Per sei giorni i docenti cercano di mediare. Ma senza alcun risultato.

“Venne anche qualche grande intellettuale – aggiunge Pugliese -. Ricordo Erich Fromm che ci appoggiò esplicitamente. “L’anziano filosofo tenne un discorso nei giardini della Università agli studenti che avevano occupato (tutti in toga per la celebrazione della laurea, il ‘Commencement’), sottolineando la fine della silent generation.

Tiziano Terzani che era più grande di noi tifava anche lui per l’occupazione ma non partecipò. In quei giorni era suo ospite il padre, un comunista toscano,  che veniva invece ogni giorno a vedere cosa combinavamo. E di cose ne succedevano. Ci fu anche chi riuscì a sposarsi in quei sette giorni di occupazione, celebrò il rito il prete protestante Bill Star, fu una scena che poi è stata replicata nel film di Hagmann solo che non è avvenuta in California ma a New York”.

Il 30 aprile il rettore Kirk decide di farla finita e chiama la polizia di New York. In quei giorni la protesta si è peraltro estesa a oltre cento college americani, dalla Columbia è passato il leader nero Stokely Carmichael, in città la protesta per il Vietnam porta per le strade 200 mila manifestanti…

Così il 30 aprile la polizia arriva di fronte al campus.

“Io ero fuori dell’università, ero con Eugenio Somaini – spiega Pugliese-. Appena sapemmo che la polizia si era schierata davanti all’ingresso della Columbia  corremmo dentro, rientrammo…Se dovevano arrestare qualcuno c’eravamo anche noi…Il capo della polizia ci intimò di uscire. La risposta fu: “Bene, bravo, nudo…”. Allora irruppero e ci presero in massa, oltre 700. Una parte resistette all’arresto e fu manganellata. Gli studenti moderati che erano fuori della Columbia avevano cercato di ostacolare questi arresti.

Avevano gridato “Dovete passare sui nostri corpi”. La polizia aveva sequestrato le bandiere vietcong, quelle rosse con la stella gialla. Ricordo il professor Linz, un politologo, che al nostro passaggio piangeva.

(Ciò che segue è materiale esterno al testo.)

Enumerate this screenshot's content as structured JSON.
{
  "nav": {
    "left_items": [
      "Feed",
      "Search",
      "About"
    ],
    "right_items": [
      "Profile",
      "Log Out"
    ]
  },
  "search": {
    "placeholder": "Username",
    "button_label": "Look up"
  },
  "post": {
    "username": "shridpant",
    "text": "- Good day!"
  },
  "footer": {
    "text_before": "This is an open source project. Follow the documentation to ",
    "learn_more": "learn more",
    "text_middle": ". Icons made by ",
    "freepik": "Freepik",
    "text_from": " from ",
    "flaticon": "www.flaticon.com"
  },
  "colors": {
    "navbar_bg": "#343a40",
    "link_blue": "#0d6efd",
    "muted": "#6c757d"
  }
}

Ci caricarono su tanti pullman e ci portarono nella downtown di Manhattan.  New York registrò il passaggio di pullman pieni di giovani che lanciavano slogan. Eravamo diretti alla Court of Justice. Finimmo stipati in piccole celle della centrale di polizia, Aubrey aveva una radio nascosta negli slip. Ascoltavamo le notizie su di noi, poi dopo sedici ore di fermo fummo rimessi in libertà. Io ero preoccupato perché là fuori avevo una moglie incinta…Eppure mi ero fatto arrestare ad ogni costo”.

L’occupazione della Columbia, la prima, è finita, ma l’indignazione sta appena cominciando a salire. “In ultima analisi – conclude Pugliese – la repressione seguita a quell’ episodio fu piuttosto moderata, soprattutto se paragonata a quello che avvenne qualche anno dopo  con i morti a  Kent  State . A Columbia quasi tutti gli arrestati (720) furono rilasciati il giorno dopo. In pochi resistettero all’arresto e si presero una dura manganellata in testa.

Gli altri vollero essere arrestati: fu l’ultima grande dimostrazione di civil disobedience…”. Una seconda occupazione sarebbe scattata poco più avanti, stavolta alla testa ci sarebbe stata  una minoranza più radicalizzata. “Io però non ho partecipato – aggiunge Pugliese -, in quei giorni mi era nata una figlia…”.

A Morningside comunque la palestra non viene costruita e il contratto di ricerca militare viene interrotto.